A feature of the 'lower Cyber' CPUs was the Compare Move Unit (CMU). It provided four additional instructions intended to aid text processing applications. In an unusual departure from the rest of the 15- and 30-bit instructions, these were 60-bit instructions (3 actually used all 60 bits, the other used 30 bits, but its alignment required 60 bits to be used). The instructions were move a short string, move a long string, compare strings, and compare a collated string. They operated on 6-bit fields (numbered 1 through 10) in central memory. For example, a single instruction could specify "move the 72 character string starting at word 1000 character 3 to location 2000 character 9". The CMU hardware was not included in the higher-end Cyber CPUs, because handcoded loops could run as fast or faster than the CMU instructions.

Later systems typically ran CDC's NOS (Network Operating System).
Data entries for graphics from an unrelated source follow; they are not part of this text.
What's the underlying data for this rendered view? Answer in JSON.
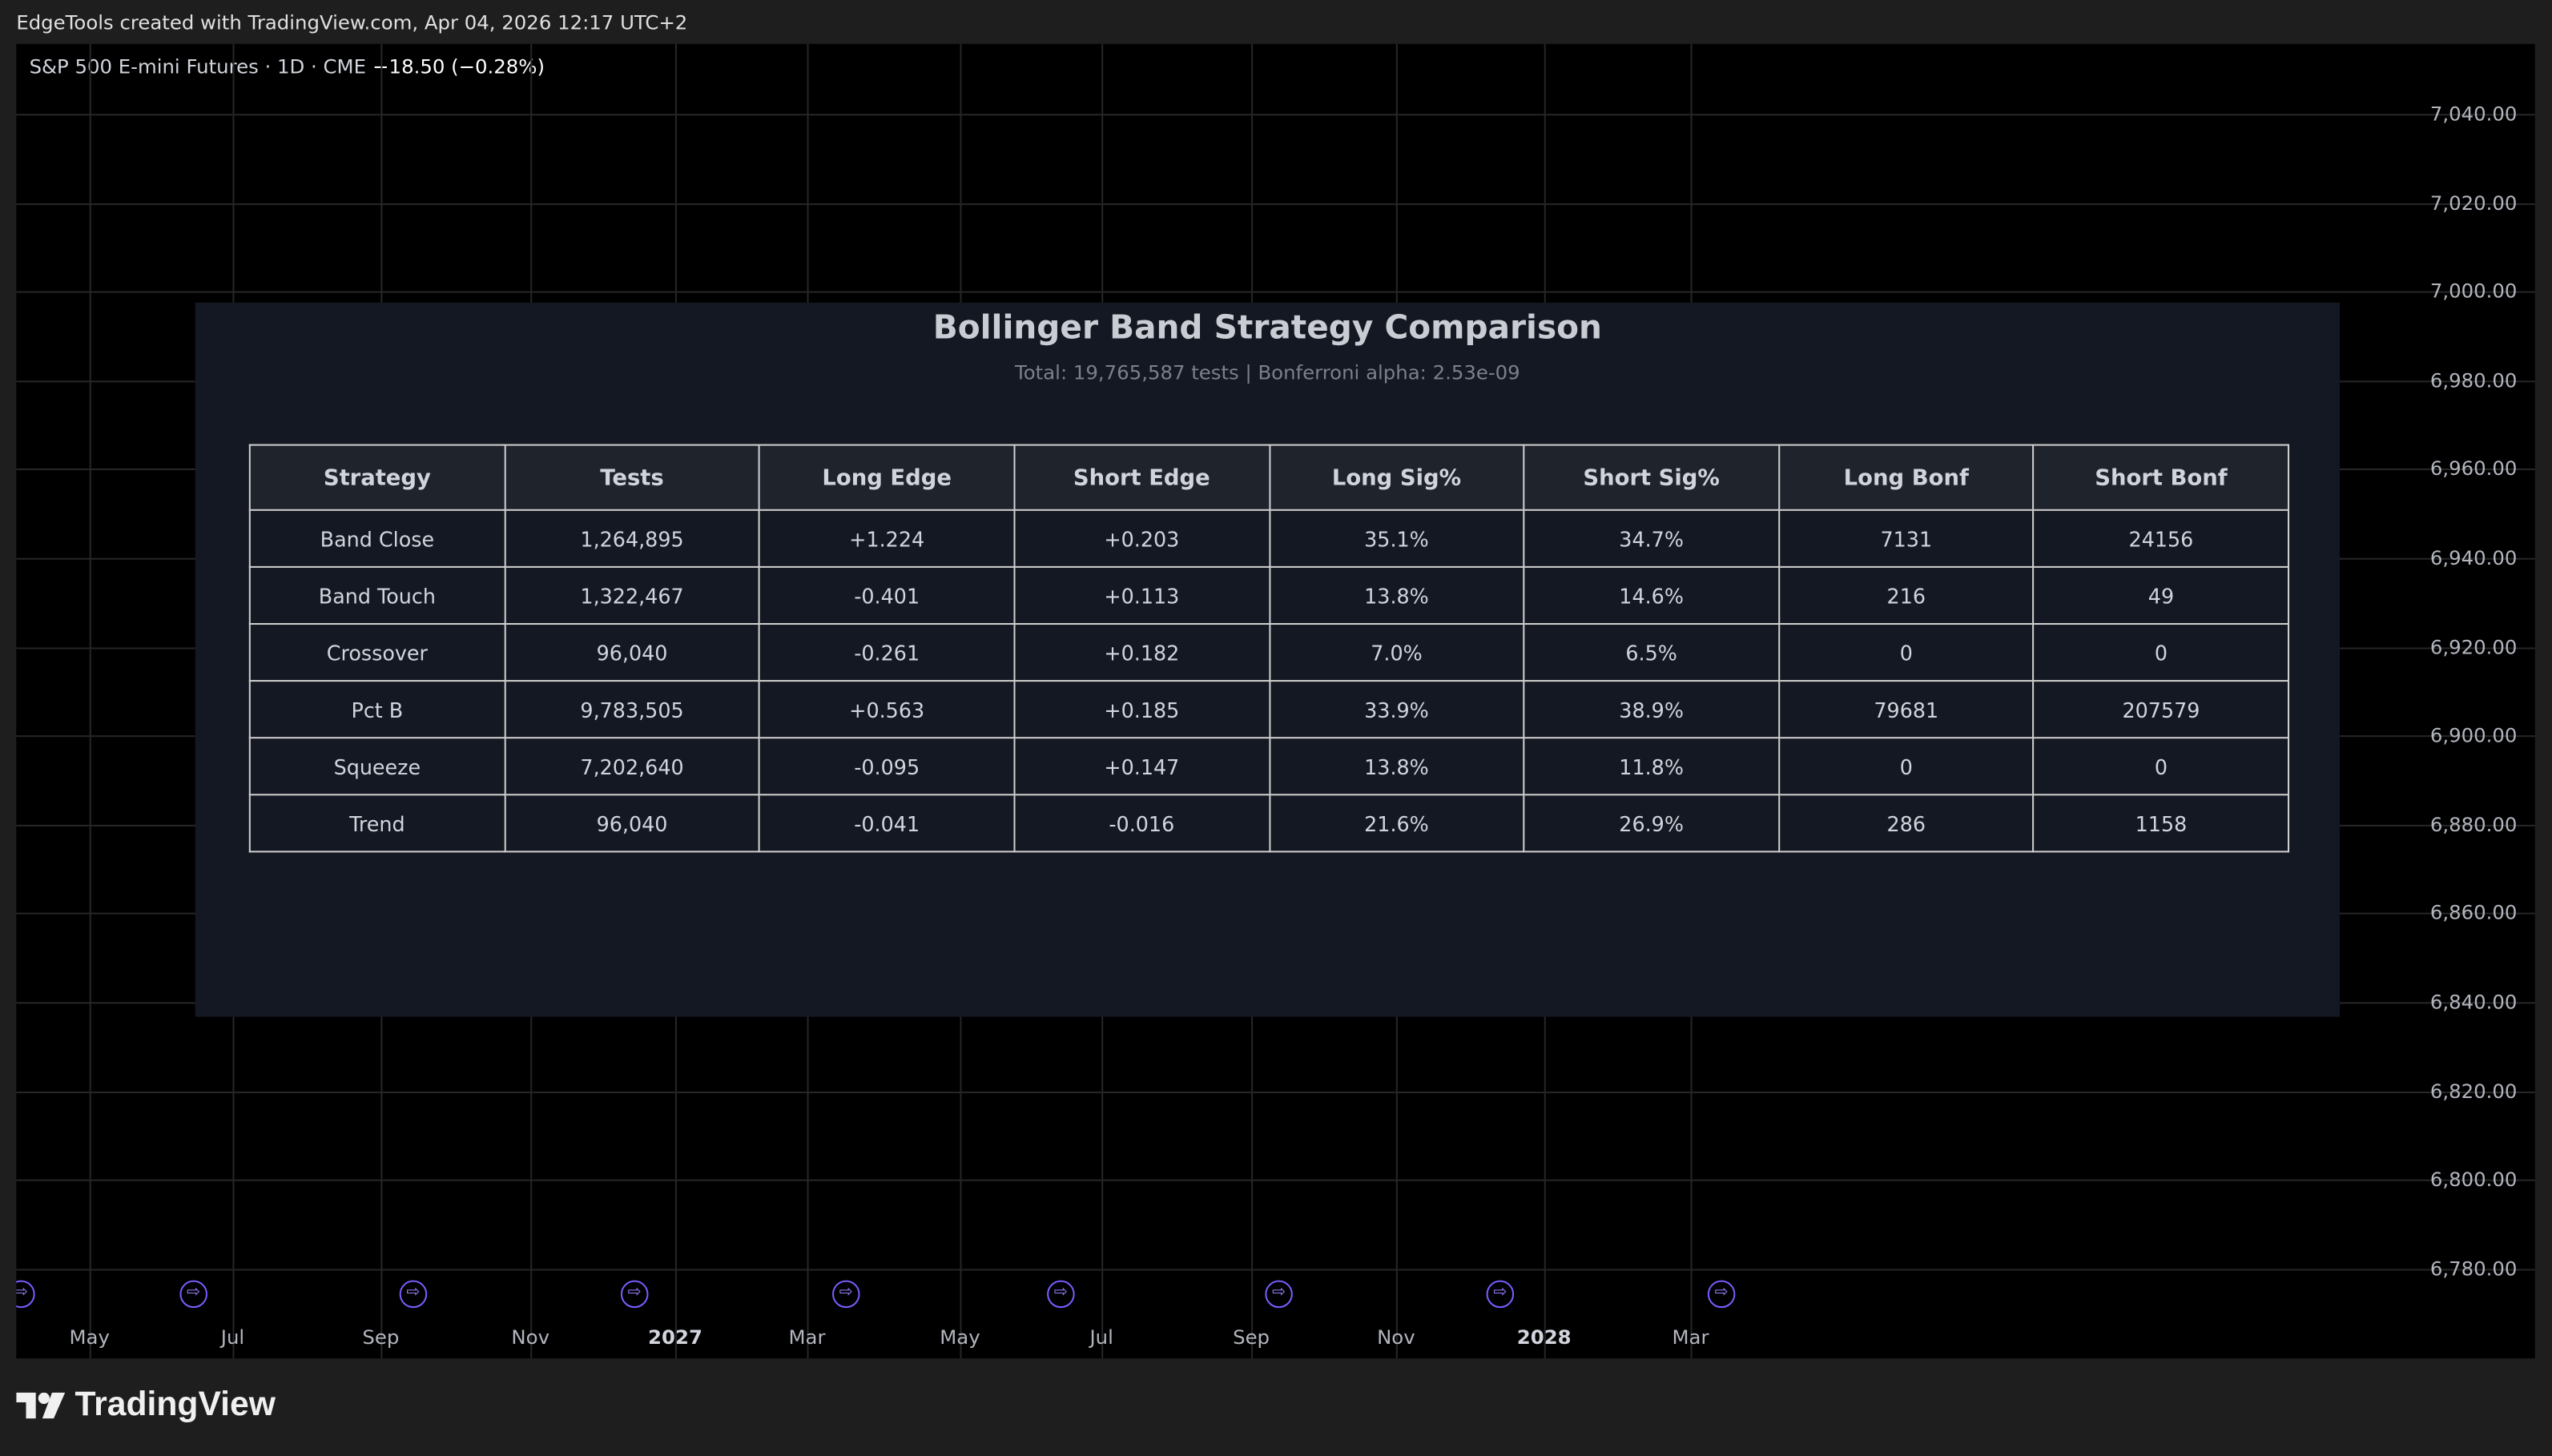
{
  "header": {
    "text": "EdgeTools created with TradingView.com, Apr 04, 2026 12:17 UTC+2"
  },
  "symbol": {
    "name": "S&P 500 E-mini Futures · 1D · CME",
    "change": "−18.50 (−0.28%)"
  },
  "price_axis": {
    "ticks": [
      "7,040.00",
      "7,020.00",
      "7,000.00",
      "6,980.00",
      "6,960.00",
      "6,940.00",
      "6,920.00",
      "6,900.00",
      "6,880.00",
      "6,860.00",
      "6,840.00",
      "6,820.00",
      "6,800.00",
      "6,780.00"
    ]
  },
  "time_axis": {
    "ticks": [
      "May",
      "Jul",
      "Sep",
      "Nov",
      "2027",
      "Mar",
      "May",
      "Jul",
      "Sep",
      "Nov",
      "2028",
      "Mar"
    ]
  },
  "table": {
    "title": "Bollinger Band Strategy Comparison",
    "subtitle": "Total: 19,765,587 tests | Bonferroni alpha: 2.53e-09",
    "columns": [
      "Strategy",
      "Tests",
      "Long Edge",
      "Short Edge",
      "Long Sig%",
      "Short Sig%",
      "Long Bonf",
      "Short Bonf"
    ],
    "rows": [
      [
        "Band Close",
        "1,264,895",
        "+1.224",
        "+0.203",
        "35.1%",
        "34.7%",
        "7131",
        "24156"
      ],
      [
        "Band Touch",
        "1,322,467",
        "-0.401",
        "+0.113",
        "13.8%",
        "14.6%",
        "216",
        "49"
      ],
      [
        "Crossover",
        "96,040",
        "-0.261",
        "+0.182",
        "7.0%",
        "6.5%",
        "0",
        "0"
      ],
      [
        "Pct B",
        "9,783,505",
        "+0.563",
        "+0.185",
        "33.9%",
        "38.9%",
        "79681",
        "207579"
      ],
      [
        "Squeeze",
        "7,202,640",
        "-0.095",
        "+0.147",
        "13.8%",
        "11.8%",
        "0",
        "0"
      ],
      [
        "Trend",
        "96,040",
        "-0.041",
        "-0.016",
        "21.6%",
        "26.9%",
        "286",
        "1158"
      ]
    ]
  },
  "footer": {
    "logo": "TradingView"
  }
}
Version 1 of NOS continued to be updated until about 1981; NOS version 2 was released early 1982. Besides NOS, the only other operating systems commonly used on the 170 series was NOS/BE or its predecessor SCOPE, a product of CDC's Sunnyvale division. These operating systems provided time sharing of batch and interactive applications. The predecessor to NOS was Kronos which was in common use up until 1975 or so. Due to the strong dependency of developed applications on the particular installation's character set, many installations chose to run the older operating systems than convert their applications. Other installations would patch newer versions of the operating system to use the older character set to maintain application compatibility.